Many affluent people's financial plans are still based around retiring as early as they can. Like Jack's Warren Schmidt, they sacrifice experiences -- true happiness -- through their 30s, 40s and 50s so they can build up assets and trade them for peace and work-free bliss in their advanced years. It all amounts to a massive bet, a life-defining wager that you'll be healthy enough to enjoy that money. It makes as much sense as those who completely ignore the future and save little or nothing.
That kind of planning is disconnected from a couple of realities: the reality of work, and the reality of happiness.
In fact, more than ever it's work itself, that when in balance with other parts of our life, brings us a part of the happiness equation, at least the sorts of work in which we find purpose, meaning, camaraderie, collaboration, relationships.
In my shop, a senior leader came to me with plans to retire early. He wanted to travel with his wife throughout the U.S. in a motorhome. Drive to Graceland, see a PGA tournament, experience the national parks. But I know this man and his wife. I know they still crave the connection they have with co-workers and clients. They have many years of supreme value left to give.
I said to him: why don't you take a sabbatical? Three months, six months, whatever. Lease that motorhome, experience everything, and reflect on what's next. If you're refreshed and energized, come back to us. The door is open.
He's eager now to return to work; he actually misses his colleagues and challenges. He's obviously more a fan of another Jack hit, The Bucket List. But instead of shoehorning everything in at the end of his life in a mad panic, as Jack and Morgan Freeman did, he's ticking off the list throughout his life.
We advise our employees, and our clients, to build plans around happiness, not just the numbers of zeros in a portfolio.
The rules have changed. Technology, advances in health care, demography: they all add up to more of us living longer and having opportunities to live our best life in all our decades. We don't have to save it all up for a decade we may never get.
So we counsel people to forget the Freedom 55 ad, seductive as it is, and strive for a balanced life that factors in career and experiences AND investing.
If happiness and balance means making smaller contributions to the alphabet soup of RRSPs and TFSAs and LIRAs in exchange for an experience -- travel, family time, a charitable act -- we endorse it. We'll eagerly work that decision through. Somewhere between having no work at 55 or not planning or saving at all for the future lies a sweet spot where you're balancing both.
Perhaps that means my firm will see fractionally less assets under management from some clients in the short term. But, long-term, we think it'll mean happier clients who'll stay with us longer.
I know some people will wonder where a CEO in a serious, button-down industry like wealth management gets off talking about happiness. You wouldn't take men's grooming advice from the craggy and unshaven Warren Schmidt; why would you listen to my advice about a fuller and fulfilling life?
The fact is: happiness is fundamental to our clients.
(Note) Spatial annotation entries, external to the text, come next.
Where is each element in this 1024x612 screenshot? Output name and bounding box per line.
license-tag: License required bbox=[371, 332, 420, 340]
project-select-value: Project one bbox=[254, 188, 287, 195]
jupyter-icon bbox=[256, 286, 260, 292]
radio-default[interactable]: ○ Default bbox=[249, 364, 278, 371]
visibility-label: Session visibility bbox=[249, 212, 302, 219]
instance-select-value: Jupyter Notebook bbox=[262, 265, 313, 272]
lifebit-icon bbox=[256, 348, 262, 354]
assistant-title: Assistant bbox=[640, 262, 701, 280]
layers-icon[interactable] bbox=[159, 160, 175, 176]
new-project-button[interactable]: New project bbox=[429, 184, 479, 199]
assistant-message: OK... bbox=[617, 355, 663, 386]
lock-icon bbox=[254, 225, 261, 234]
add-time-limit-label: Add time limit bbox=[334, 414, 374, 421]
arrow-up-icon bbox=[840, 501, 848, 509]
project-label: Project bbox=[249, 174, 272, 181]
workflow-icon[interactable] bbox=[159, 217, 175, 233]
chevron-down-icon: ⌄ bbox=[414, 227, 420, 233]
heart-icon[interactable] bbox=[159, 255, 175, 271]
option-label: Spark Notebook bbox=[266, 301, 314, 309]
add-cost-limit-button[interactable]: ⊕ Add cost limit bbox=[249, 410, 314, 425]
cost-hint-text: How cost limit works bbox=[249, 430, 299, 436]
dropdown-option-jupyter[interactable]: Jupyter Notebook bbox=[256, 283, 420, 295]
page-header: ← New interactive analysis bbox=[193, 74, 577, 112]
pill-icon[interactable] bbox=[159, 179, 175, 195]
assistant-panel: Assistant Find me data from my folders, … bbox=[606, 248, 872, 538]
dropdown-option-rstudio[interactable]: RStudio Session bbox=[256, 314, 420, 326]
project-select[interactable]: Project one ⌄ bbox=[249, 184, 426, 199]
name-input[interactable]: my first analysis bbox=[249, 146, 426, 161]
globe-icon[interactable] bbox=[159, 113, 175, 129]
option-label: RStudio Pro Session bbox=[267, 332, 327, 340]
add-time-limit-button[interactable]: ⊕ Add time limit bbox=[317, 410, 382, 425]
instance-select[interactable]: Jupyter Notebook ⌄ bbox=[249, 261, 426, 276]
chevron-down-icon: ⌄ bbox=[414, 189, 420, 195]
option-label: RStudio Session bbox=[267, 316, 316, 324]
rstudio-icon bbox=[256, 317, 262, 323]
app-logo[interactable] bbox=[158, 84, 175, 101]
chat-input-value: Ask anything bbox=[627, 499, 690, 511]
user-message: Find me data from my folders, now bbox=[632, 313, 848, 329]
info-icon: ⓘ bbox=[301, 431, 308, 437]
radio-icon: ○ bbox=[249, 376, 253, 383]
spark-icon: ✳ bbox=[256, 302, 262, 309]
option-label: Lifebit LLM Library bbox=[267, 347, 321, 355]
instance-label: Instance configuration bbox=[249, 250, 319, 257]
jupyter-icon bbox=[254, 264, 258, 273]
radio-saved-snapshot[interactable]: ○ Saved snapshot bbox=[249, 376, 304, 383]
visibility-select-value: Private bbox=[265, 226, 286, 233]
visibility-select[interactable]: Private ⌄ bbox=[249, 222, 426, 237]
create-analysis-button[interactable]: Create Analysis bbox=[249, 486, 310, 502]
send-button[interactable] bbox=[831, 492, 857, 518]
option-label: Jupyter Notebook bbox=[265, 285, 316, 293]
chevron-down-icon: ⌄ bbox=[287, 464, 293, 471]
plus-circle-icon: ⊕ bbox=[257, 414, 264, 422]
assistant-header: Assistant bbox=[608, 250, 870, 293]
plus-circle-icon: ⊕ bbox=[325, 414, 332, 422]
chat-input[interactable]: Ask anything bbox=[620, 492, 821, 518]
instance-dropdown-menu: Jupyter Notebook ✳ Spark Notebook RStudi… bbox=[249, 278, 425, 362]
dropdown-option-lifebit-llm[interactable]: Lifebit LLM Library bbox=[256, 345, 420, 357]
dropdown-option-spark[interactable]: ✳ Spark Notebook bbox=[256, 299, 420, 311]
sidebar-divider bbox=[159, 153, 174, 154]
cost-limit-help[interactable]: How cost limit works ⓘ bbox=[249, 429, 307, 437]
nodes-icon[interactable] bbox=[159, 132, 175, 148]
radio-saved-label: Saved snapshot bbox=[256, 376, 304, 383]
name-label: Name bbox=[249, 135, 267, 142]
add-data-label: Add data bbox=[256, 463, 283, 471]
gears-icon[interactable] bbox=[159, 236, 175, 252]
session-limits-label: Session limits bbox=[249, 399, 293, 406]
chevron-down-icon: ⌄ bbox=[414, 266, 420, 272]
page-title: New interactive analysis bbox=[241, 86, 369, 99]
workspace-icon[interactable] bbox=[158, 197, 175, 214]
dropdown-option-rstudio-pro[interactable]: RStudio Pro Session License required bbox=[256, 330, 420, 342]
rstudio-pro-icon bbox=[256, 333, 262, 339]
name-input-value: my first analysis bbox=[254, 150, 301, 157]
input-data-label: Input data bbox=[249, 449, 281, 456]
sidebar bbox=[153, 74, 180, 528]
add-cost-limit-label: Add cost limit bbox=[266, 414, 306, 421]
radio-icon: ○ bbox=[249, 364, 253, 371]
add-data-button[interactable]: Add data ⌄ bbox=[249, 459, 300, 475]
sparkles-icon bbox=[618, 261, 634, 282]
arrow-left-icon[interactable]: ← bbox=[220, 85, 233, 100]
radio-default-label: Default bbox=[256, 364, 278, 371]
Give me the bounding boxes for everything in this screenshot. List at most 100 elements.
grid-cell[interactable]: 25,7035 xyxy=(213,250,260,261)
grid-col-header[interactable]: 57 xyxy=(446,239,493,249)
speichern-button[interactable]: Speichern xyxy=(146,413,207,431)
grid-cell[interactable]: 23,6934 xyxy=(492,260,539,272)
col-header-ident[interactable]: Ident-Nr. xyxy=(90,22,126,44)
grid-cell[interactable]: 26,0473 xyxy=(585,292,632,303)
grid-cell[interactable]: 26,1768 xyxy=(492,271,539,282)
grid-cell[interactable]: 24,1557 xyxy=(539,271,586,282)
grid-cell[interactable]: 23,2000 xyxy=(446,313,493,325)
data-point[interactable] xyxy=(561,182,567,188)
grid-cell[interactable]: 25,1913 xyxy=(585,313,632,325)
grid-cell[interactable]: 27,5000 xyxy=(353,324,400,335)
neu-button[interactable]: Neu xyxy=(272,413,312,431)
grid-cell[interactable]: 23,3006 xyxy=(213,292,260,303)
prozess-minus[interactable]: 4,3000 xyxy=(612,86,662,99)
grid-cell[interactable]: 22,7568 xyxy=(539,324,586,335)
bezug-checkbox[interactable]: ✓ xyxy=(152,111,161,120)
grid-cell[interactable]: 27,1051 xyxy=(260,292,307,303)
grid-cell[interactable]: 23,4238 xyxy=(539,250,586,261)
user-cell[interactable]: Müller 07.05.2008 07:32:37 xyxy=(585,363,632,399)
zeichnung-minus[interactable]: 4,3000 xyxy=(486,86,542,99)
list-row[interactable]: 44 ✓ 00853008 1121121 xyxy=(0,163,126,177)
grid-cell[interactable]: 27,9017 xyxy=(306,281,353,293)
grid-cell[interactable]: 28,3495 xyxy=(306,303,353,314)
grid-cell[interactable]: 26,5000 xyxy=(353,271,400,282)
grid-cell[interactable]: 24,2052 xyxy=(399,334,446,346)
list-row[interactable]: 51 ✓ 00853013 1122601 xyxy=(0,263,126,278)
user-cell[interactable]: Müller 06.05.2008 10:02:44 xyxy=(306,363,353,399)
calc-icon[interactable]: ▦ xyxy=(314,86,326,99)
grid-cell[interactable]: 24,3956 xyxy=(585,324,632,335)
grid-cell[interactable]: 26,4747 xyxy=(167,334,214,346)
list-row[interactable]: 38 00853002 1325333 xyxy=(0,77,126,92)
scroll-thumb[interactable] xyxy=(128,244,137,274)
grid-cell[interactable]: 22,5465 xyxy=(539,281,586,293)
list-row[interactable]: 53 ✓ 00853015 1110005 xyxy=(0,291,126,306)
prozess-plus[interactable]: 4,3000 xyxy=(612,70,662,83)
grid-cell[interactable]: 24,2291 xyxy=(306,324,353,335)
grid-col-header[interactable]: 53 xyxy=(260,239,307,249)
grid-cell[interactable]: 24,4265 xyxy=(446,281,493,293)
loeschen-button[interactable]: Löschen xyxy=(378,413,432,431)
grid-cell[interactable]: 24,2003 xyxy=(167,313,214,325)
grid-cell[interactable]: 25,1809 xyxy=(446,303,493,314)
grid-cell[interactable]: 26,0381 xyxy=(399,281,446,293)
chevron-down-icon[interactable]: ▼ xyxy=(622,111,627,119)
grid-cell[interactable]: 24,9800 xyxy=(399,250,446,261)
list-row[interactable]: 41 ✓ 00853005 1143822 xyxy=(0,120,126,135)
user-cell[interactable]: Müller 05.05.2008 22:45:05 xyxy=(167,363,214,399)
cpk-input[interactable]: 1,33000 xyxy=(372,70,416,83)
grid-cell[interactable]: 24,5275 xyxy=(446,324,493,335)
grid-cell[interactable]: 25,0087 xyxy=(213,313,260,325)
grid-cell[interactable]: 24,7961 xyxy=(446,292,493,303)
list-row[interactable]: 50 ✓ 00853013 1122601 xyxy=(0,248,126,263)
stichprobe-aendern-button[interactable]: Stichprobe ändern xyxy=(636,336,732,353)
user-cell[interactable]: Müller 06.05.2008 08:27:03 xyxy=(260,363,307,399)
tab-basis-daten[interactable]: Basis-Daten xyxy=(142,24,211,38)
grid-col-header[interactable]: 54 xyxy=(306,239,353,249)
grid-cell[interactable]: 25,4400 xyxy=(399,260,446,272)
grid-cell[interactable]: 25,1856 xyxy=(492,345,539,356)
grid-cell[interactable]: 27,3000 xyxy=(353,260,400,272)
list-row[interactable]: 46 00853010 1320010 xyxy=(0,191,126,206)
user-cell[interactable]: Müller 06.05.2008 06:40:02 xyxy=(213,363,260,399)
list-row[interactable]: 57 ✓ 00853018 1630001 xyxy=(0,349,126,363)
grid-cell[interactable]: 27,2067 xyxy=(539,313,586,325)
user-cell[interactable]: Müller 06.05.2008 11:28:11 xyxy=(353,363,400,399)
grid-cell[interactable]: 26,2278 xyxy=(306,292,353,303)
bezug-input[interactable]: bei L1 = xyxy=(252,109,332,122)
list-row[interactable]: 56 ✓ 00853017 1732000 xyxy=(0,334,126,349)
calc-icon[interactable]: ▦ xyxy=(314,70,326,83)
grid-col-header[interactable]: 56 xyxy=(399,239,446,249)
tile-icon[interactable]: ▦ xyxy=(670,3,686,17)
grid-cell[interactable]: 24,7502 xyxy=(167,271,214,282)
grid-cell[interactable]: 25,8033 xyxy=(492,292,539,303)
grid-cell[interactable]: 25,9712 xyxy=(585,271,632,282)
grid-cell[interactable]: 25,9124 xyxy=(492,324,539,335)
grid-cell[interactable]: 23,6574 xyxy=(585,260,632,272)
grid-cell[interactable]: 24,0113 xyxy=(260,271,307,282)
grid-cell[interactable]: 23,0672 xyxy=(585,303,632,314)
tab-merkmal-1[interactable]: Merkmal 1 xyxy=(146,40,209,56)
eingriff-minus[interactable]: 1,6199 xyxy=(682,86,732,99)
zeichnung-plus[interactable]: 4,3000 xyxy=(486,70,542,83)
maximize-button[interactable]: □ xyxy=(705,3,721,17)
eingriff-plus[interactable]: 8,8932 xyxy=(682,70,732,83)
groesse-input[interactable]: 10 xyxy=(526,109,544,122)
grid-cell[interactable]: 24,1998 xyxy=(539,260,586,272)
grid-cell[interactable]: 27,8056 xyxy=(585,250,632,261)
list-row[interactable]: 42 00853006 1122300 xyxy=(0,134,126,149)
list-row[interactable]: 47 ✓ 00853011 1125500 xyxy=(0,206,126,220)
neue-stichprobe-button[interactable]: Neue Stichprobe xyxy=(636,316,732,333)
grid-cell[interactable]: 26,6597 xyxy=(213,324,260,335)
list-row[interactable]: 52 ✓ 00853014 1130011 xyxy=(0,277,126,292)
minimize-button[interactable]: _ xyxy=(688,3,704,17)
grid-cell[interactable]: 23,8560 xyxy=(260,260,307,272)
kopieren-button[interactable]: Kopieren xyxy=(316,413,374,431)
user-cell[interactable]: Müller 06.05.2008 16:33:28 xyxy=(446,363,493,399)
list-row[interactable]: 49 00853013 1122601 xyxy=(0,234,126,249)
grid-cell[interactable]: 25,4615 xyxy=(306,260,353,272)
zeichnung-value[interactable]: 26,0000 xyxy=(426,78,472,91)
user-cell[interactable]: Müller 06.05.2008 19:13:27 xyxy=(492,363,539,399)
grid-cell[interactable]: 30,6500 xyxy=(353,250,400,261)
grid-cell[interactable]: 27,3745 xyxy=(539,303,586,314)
They need wealth-management advice -- greater returns, more money -- but what they really WANT is not just more zeros on their statement but to live the life they want to live. To coin a phrase, they want someone who can help them convert wealth into units of happiness.
We think we can be a different kind of wealth-management company if we pay just as much attention to that as we do to generating returns.
Why is the difference in people's happiness massive when they make $80,000 instead of $50,000, but negligible when they make $200,000 instead of $100,000?
Why are some of the unhappiest people in our society the children of enormously wealthy parents?
We can answer those questions, and we believe helping people understand those answers will make our investors the happiest people in the world. If we do that, we can offer Canadians a more powerful kind of freedom.